The White House has been in talks for months to try and expand upon the foundation made by the Trump administration’s Abraham Accords, which formed a historic peace pact between multiple Middle Eastern nations, but has had little success as tensions between Israel and Saudi Arabia have continued to grow over the Palestinian conflict, The Associated Press reported. Saudi Arabia further informed the White House that a deal of normalcy between itself and the Jewish state could only be reached if the U.S. was willing to provide defense aid, access to U.S. weapons and no interference with its nuclear program, according to Bloomberg.
The oil giant, which has historically supported the Palestinian claims to the West Bank, Gaza and parts of Jerusalem, has warned in the past that its compliance with any pact would depend on a resolution to the Israel-Palestinian conflict, which has seen an uptick in violence in recent months, according to the AP.
Israel’s Mossad Director David Barnea reportedly visited the White House in July to discuss the impending deal with CIA officials and White House national security adviser Jake Sullivan, according to anonymous officials that spoke to Axios.
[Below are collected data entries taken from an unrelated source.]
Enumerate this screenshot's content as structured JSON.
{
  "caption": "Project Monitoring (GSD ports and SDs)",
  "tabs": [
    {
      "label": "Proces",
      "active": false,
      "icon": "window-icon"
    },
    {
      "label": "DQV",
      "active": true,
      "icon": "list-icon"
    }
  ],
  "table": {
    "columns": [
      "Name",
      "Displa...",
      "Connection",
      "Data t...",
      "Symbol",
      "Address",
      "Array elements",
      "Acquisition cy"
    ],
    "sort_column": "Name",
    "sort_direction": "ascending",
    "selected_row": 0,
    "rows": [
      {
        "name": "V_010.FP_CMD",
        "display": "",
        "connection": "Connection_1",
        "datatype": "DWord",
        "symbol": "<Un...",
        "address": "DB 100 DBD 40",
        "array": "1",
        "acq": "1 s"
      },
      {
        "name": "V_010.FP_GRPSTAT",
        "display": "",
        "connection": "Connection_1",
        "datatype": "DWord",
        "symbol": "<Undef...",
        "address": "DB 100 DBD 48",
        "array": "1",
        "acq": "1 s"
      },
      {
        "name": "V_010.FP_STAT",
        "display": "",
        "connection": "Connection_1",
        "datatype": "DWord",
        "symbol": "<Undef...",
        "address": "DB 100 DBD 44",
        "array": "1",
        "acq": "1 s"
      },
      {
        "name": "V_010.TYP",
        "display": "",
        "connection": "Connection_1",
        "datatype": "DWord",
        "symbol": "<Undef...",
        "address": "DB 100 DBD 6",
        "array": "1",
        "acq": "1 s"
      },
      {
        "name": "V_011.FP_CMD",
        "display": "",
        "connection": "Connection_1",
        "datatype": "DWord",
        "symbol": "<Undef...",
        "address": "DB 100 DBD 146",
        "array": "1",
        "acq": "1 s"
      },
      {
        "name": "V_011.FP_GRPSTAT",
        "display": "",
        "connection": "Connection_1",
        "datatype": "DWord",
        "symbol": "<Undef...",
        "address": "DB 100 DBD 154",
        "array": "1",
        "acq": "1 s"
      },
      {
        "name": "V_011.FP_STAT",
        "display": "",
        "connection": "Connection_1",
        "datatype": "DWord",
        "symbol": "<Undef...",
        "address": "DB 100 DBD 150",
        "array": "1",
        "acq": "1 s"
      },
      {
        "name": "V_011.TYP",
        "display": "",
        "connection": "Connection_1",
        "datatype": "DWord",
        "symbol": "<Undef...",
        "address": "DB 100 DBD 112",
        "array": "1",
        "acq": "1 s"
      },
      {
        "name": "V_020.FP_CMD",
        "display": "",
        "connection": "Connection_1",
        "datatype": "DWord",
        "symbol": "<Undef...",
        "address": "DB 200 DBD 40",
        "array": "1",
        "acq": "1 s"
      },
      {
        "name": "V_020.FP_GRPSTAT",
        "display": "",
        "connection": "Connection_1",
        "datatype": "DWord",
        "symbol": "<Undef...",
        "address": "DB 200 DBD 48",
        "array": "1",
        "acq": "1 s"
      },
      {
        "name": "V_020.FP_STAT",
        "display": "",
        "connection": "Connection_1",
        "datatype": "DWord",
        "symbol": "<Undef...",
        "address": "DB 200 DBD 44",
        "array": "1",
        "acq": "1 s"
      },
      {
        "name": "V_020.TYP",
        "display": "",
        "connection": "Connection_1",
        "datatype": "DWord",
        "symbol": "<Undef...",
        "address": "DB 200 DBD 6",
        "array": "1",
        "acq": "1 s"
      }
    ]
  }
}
CIA Director Bill Burns also met with Barnea to go over the plan and discussed the Jewish state’s judicial reform legislation, which passed on July 24.
The U.S.’ relationship with Israel has been under immense strain after President Joe Biden voiced his disapproval of Israel’s attempts to pass judicial reform legislation on several occasions and has refused for several months to invite Prime Minister Benjamin Netanyahu to the White House, though in July the two leaders planned to meet in the future on an undisclosed date. Secretary of State Antony Blinken has also called out the Jewish state for continuing to build settlements in the West Bank and for its handling of the Palestinian issue.
Biden met with Israel’s President Isaac Herzog at the White House on July 18 to tout the two nation’s close relationship and affirmed its support of the Jewish state. However, prior to the visit, former Prime Minister and leader of the Yesh Atid opposition party Yair Lapid said that he did not consider the U.S. to be Israel’s “closest ally” any longer.
White House and the CIA did not immediately respond to the Daily Caller News Foundation’s request for comment.